Conte non è il mio avvocato
Il discorso del presidente del Consiglio all’Onu è da sergente (e io sono un renitente)
Non è il mio avvocato, Giuseppe Conte. Non soltanto perché alle ultime elezioni non ho votato e dunque non sono in alcun modo responsabile della sua presidenza. Non è il mio avvocato perché io non permetto a nessuno di mettermi ansia. Figurarsi a un consulente, a una persona che pago per filtrare i problemi, non certo per amplificarli. Esempio. Aprii un conto in Mediolanum e il banchiere cominciò a telefonarmi per mettermi fretta, affinché partecipassi a chissà quale speculazione dovevo correre in sede a firmare delle carte: lo fece una volta, transeat, lo fece una seconda volta e gli dissi di non telefonarmi mai più e di preparare i documenti per la chiusura del conto.

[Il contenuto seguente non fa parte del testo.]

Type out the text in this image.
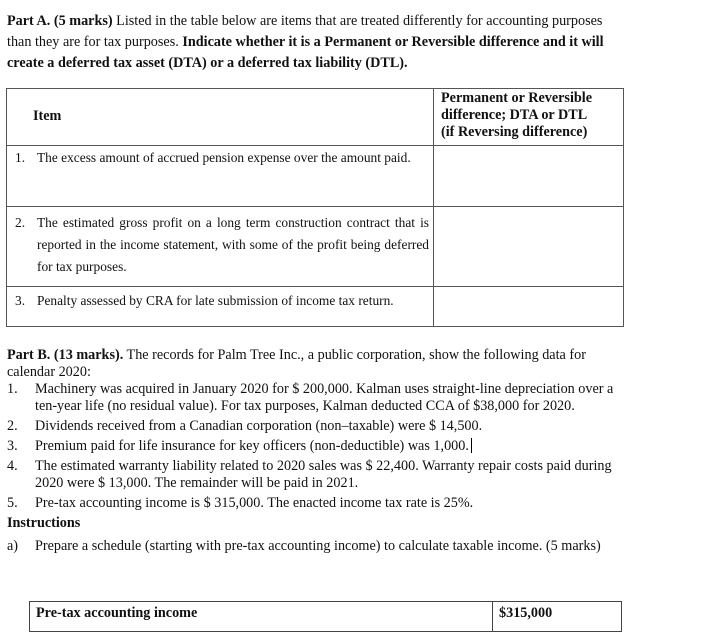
Part A. (5 marks) Listed in the table below are items that are treated differently for accounting purposes than they are for tax purposes. Indicate whether it is a Permanent or Reversible difference and it will create a deferred tax asset (DTA) or a deferred tax liability (DTL).
Item	Permanent or Reversible
difference; DTA or DTL
(if Reversing difference)

1. The excess amount of accrued pension expense over the amount paid.	

2. The estimated gross profit on a long term construction contract that is reported in the income statement, with some of the profit being deferred for tax purposes.	

3. Penalty assessed by CRA for late submission of income tax return.	

Part B. (13 marks). The records for Palm Tree Inc., a public corporation, show the following data for calendar 2020:

1.	Machinery was acquired in January 2020 for $ 200,000. Kalman uses straight-line depreciation over a ten-year life (no residual value). For tax purposes, Kalman deducted CCA of $38,000 for 2020.
2.	Dividends received from a Canadian corporation (non–taxable) were $ 14,500.
3.	Premium paid for life insurance for key officers (non-deductible) was 1,000.
4.	The estimated warranty liability related to 2020 sales was $ 22,400. Warranty repair costs paid during 2020 were $ 13,000. The remainder will be paid in 2021.
5.	Pre-tax accounting income is $ 315,000. The enacted income tax rate is 25%.

Instructions

a)	Prepare a schedule (starting with pre-tax accounting income) to calculate taxable income. (5 marks)
Pre-tax accounting income	$315,000
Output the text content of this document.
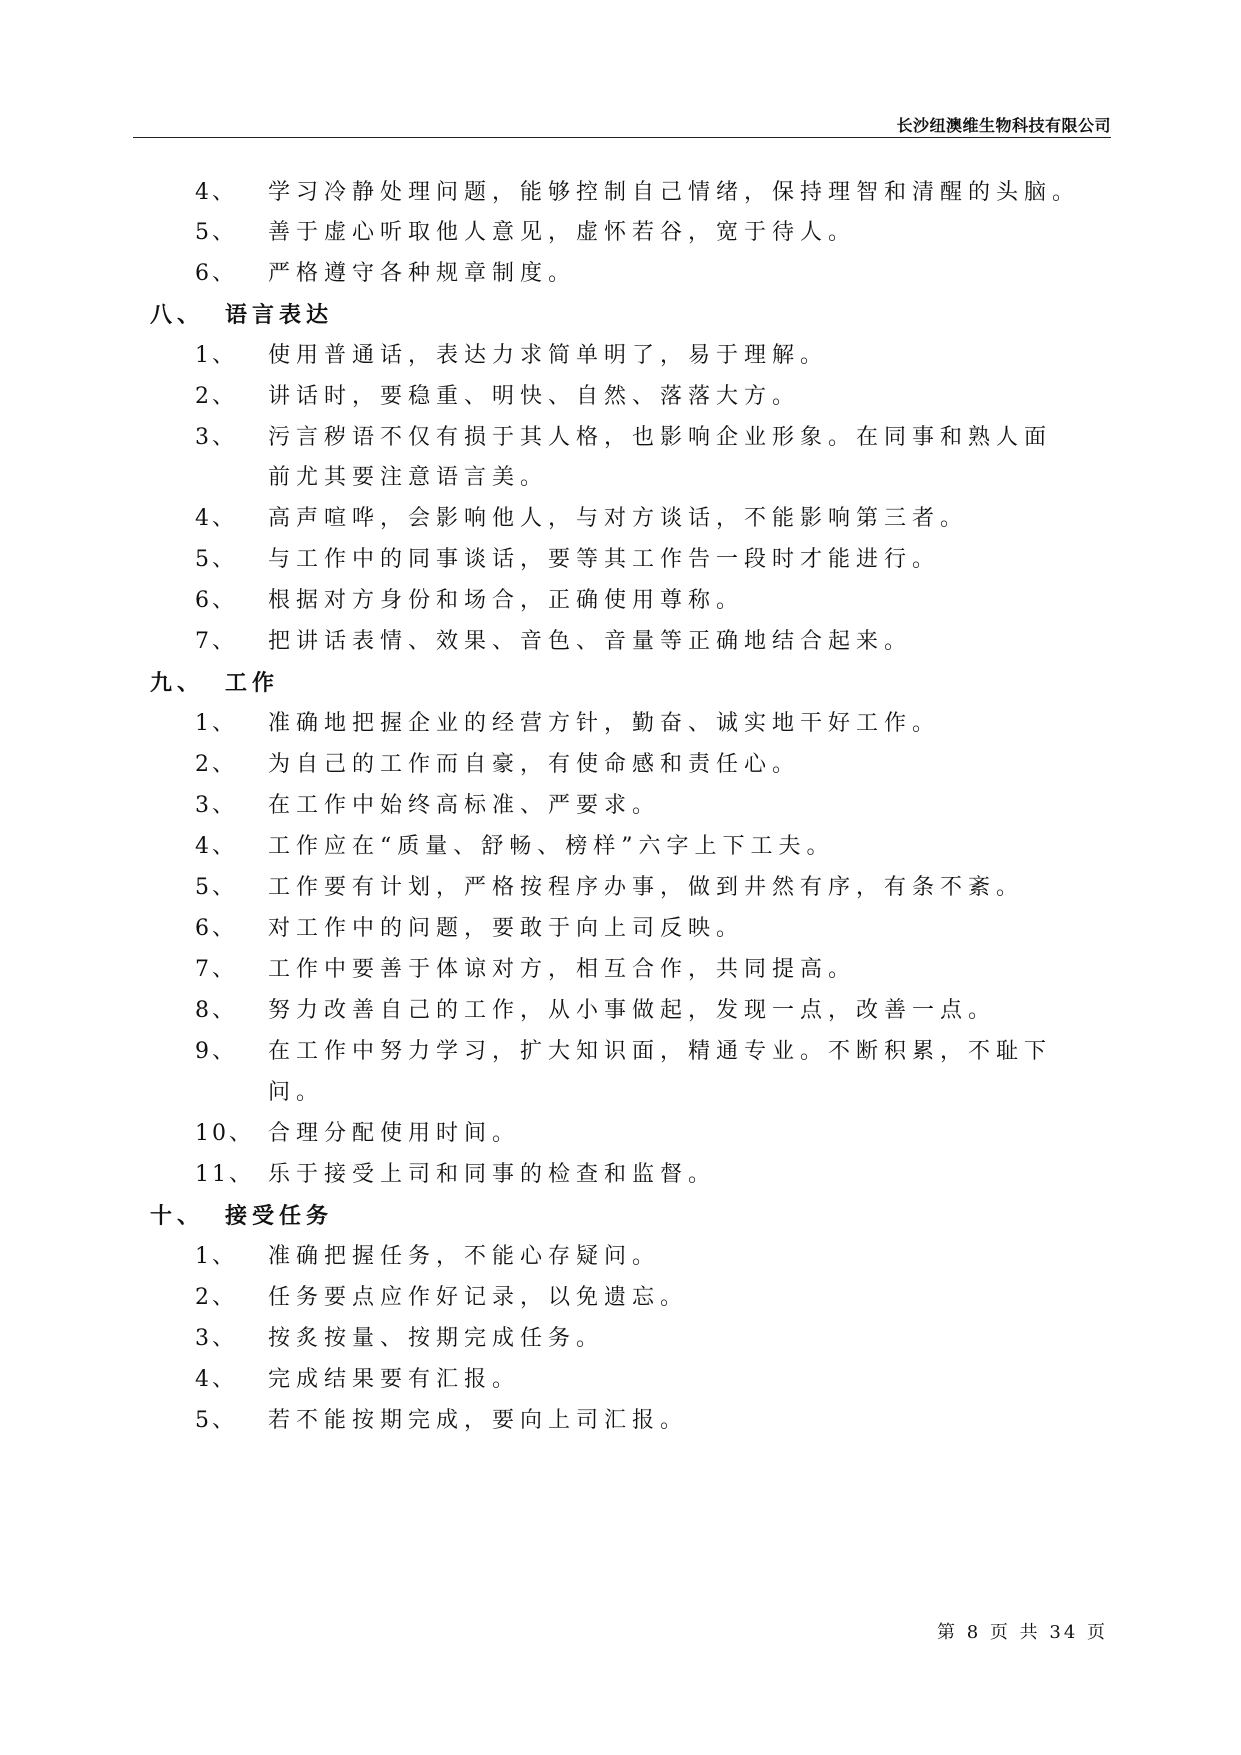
长沙纽澳维生物科技有限公司
4、 学习冷静处理问题，能够控制自己情绪，保持理智和清醒的头脑。
5、 善于虚心听取他人意见，虚怀若谷，宽于待人。
6、 严格遵守各种规章制度。
八、 语言表达
1、 使用普通话，表达力求简单明了，易于理解。
2、 讲话时，要稳重、明快、自然、落落大方。
3、 污言秽语不仅有损于其人格，也影响企业形象。在同事和熟人面
前尤其要注意语言美。
4、 高声喧哗，会影响他人，与对方谈话，不能影响第三者。
5、 与工作中的同事谈话，要等其工作告一段时才能进行。
6、 根据对方身份和场合，正确使用尊称。
7、 把讲话表情、效果、音色、音量等正确地结合起来。
九、 工作
1、 准确地把握企业的经营方针，勤奋、诚实地干好工作。
2、 为自己的工作而自豪，有使命感和责任心。
3、 在工作中始终高标准、严要求。
4、 工作应在“质量、舒畅、榜样”六字上下工夫。
5、 工作要有计划，严格按程序办事，做到井然有序，有条不紊。
6、 对工作中的问题，要敢于向上司反映。
7、 工作中要善于体谅对方，相互合作，共同提高。
8、 努力改善自己的工作，从小事做起，发现一点，改善一点。
9、 在工作中努力学习，扩大知识面，精通专业。不断积累，不耻下
问。
10、 合理分配使用时间。
11、 乐于接受上司和同事的检查和监督。
十、 接受任务
1、 准确把握任务，不能心存疑问。
2、 任务要点应作好记录，以免遗忘。
3、 按炙按量、按期完成任务。
4、 完成结果要有汇报。
5、 若不能按期完成，要向上司汇报。
第 8 页 共 34 页
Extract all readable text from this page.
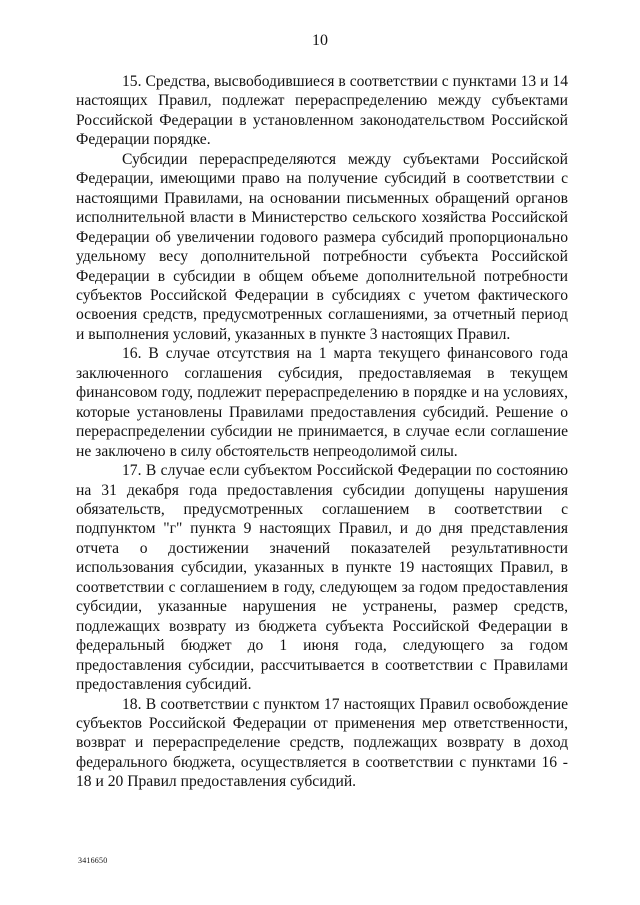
10

15. Средства, высвободившиеся в соответствии с пунктами 13 и 14 настоящих Правил, подлежат перераспределению между субъектами Российской Федерации в установленном законодательством Российской Федерации порядке.

Субсидии перераспределяются между субъектами Российской Федерации, имеющими право на получение субсидий в соответствии с настоящими Правилами, на основании письменных обращений органов исполнительной власти в Министерство сельского хозяйства Российской Федерации об увеличении годового размера субсидий пропорционально удельному весу дополнительной потребности субъекта Российской Федерации в субсидии в общем объеме дополнительной потребности субъектов Российской Федерации в субсидиях с учетом фактического освоения средств, предусмотренных соглашениями, за отчетный период и выполнения условий, указанных в пункте 3 настоящих Правил.

16. В случае отсутствия на 1 марта текущего финансового года заключенного соглашения субсидия, предоставляемая в текущем финансовом году, подлежит перераспределению в порядке и на условиях, которые установлены Правилами предоставления субсидий. Решение о перераспределении субсидии не принимается, в случае если соглашение не заключено в силу обстоятельств непреодолимой силы.

17. В случае если субъектом Российской Федерации по состоянию на 31 декабря года предоставления субсидии допущены нарушения обязательств, предусмотренных соглашением в соответствии с подпунктом "г" пункта 9 настоящих Правил, и до дня представления отчета о достижении значений показателей результативности использования субсидии, указанных в пункте 19 настоящих Правил, в соответствии с соглашением в году, следующем за годом предоставления субсидии, указанные нарушения не устранены, размер средств, подлежащих возврату из бюджета субъекта Российской Федерации в федеральный бюджет до 1 июня года, следующего за годом предоставления субсидии, рассчитывается в соответствии с Правилами предоставления субсидий.

18. В соответствии с пунктом 17 настоящих Правил освобождение субъектов Российской Федерации от применения мер ответственности, возврат и перераспределение средств, подлежащих возврату в доход федерального бюджета, осуществляется в соответствии с пунктами 16 - 18 и 20 Правил предоставления субсидий.

3416650
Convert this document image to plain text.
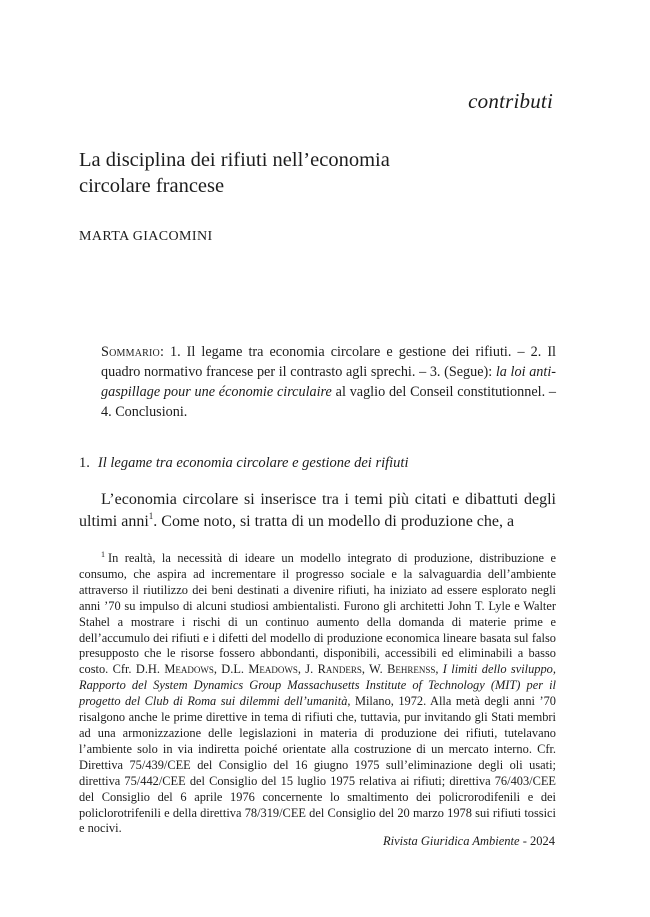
contributi
La disciplina dei rifiuti nell’economia
circolare francese
MARTA GIACOMINI
Sommario: 1. Il legame tra economia circolare e gestione dei rifiuti. – 2. Il quadro normativo francese per il contrasto agli sprechi. – 3. (Segue): la loi anti-gaspillage pour une économie circulaire al vaglio del Conseil constitutionnel. – 4. Conclusioni.
1. Il legame tra economia circolare e gestione dei rifiuti

L’economia circolare si inserisce tra i temi più citati e dibattuti degli ultimi anni$^1$. Come noto, si tratta di un modello di produzione che, a

$^1$ In realtà, la necessità di ideare un modello integrato di produzione, distribuzione e consumo, che aspira ad incrementare il progresso sociale e la salvaguardia dell’ambiente attraverso il riutilizzo dei beni destinati a divenire rifiuti, ha iniziato ad essere esplorato negli anni ’70 su impulso di alcuni studiosi ambientalisti. Furono gli architetti John T. Lyle e Walter Stahel a mostrare i rischi di un continuo aumento della domanda di materie prime e dell’accumulo dei rifiuti e i difetti del modello di produzione economica lineare basata sul falso presupposto che le risorse fossero abbondanti, disponibili, accessibili ed eliminabili a basso costo. Cfr. D.H. Meadows, D.L. Meadows, J. Randers, W. Behrenss, I limiti dello sviluppo, Rapporto del System Dynamics Group Massachusetts Institute of Technology (MIT) per il progetto del Club di Roma sui dilemmi dell’umanità, Milano, 1972. Alla metà degli anni ’70 risalgono anche le prime direttive in tema di rifiuti che, tuttavia, pur invitando gli Stati membri ad una armonizzazione delle legislazioni in materia di produzione dei rifiuti, tutelavano l’ambiente solo in via indiretta poiché orientate alla costruzione di un mercato interno. Cfr. Direttiva 75/439/CEE del Consiglio del 16 giugno 1975 sull’eliminazione degli oli usati; direttiva 75/442/CEE del Consiglio del 15 luglio 1975 relativa ai rifiuti; direttiva 76/403/CEE del Consiglio del 6 aprile 1976 concernente lo smaltimento dei policrorodifenili e dei policlorotrifenili e della direttiva 78/319/CEE del Consiglio del 20 marzo 1978 sui rifiuti tossici e nocivi.

Rivista Giuridica Ambiente - 2024
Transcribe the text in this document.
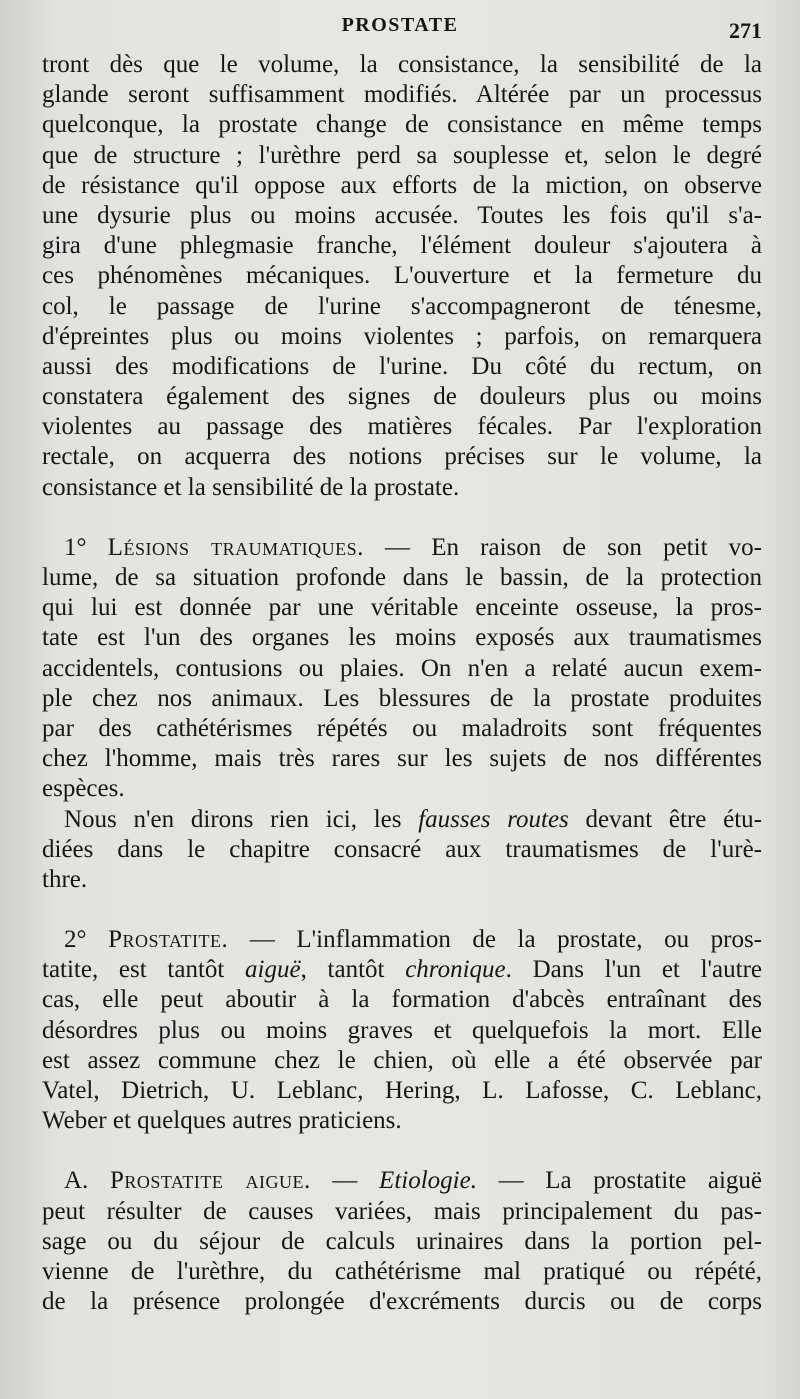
PROSTATE	271
tront dès que le volume, la consistance, la sensibilité de la
glande seront suffisamment modifiés. Altérée par un processus
quelconque, la prostate change de consistance en même temps
que de structure ; l'urèthre perd sa souplesse et, selon le degré
de résistance qu'il oppose aux efforts de la miction, on observe
une dysurie plus ou moins accusée. Toutes les fois qu'il s'a-
gira d'une phlegmasie franche, l'élément douleur s'ajoutera à
ces phénomènes mécaniques. L'ouverture et la fermeture du
col, le passage de l'urine s'accompagneront de ténesme,
d'épreintes plus ou moins violentes ; parfois, on remarquera
aussi des modifications de l'urine. Du côté du rectum, on
constatera également des signes de douleurs plus ou moins
violentes au passage des matières fécales. Par l'exploration
rectale, on acquerra des notions précises sur le volume, la
consistance et la sensibilité de la prostate.
1° Lésions traumatiques. — En raison de son petit vo-
lume, de sa situation profonde dans le bassin, de la protection
qui lui est donnée par une véritable enceinte osseuse, la pros-
tate est l'un des organes les moins exposés aux traumatismes
accidentels, contusions ou plaies. On n'en a relaté aucun exem-
ple chez nos animaux. Les blessures de la prostate produites
par des cathétérismes répétés ou maladroits sont fréquentes
chez l'homme, mais très rares sur les sujets de nos différentes
espèces.
Nous n'en dirons rien ici, les fausses routes devant être étu-
diées dans le chapitre consacré aux traumatismes de l'urè-
thre.
2° Prostatite. — L'inflammation de la prostate, ou pros-
tatite, est tantôt aiguë, tantôt chronique. Dans l'un et l'autre
cas, elle peut aboutir à la formation d'abcès entraînant des
désordres plus ou moins graves et quelquefois la mort. Elle
est assez commune chez le chien, où elle a été observée par
Vatel, Dietrich, U. Leblanc, Hering, L. Lafosse, C. Leblanc,
Weber et quelques autres praticiens.
A. Prostatite aigue. — Etiologie. — La prostatite aiguë
peut résulter de causes variées, mais principalement du pas-
sage ou du séjour de calculs urinaires dans la portion pel-
vienne de l'urèthre, du cathétérisme mal pratiqué ou répété,
de la présence prolongée d'excréments durcis ou de corps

“La notizia che un ghiacciaio sul versante del Monte Bianco rischia di collassare è un allarme che non può lasciarci indifferenti. Deve scuoterci tutti e mobilitarci”, ha detto Conte all’Onu. A me invece lascia proprio indifferente. I ghiacciai mi interessano quanto io interesso a loro, zero. Mi interessa di più la terminologia bellica, militare, dell’ansiogeno discorso: allarme, dovere, scossa, mobilitazione... Chi parla così non è un avvocato, è un caporale, un sergente. E io sono un renitente.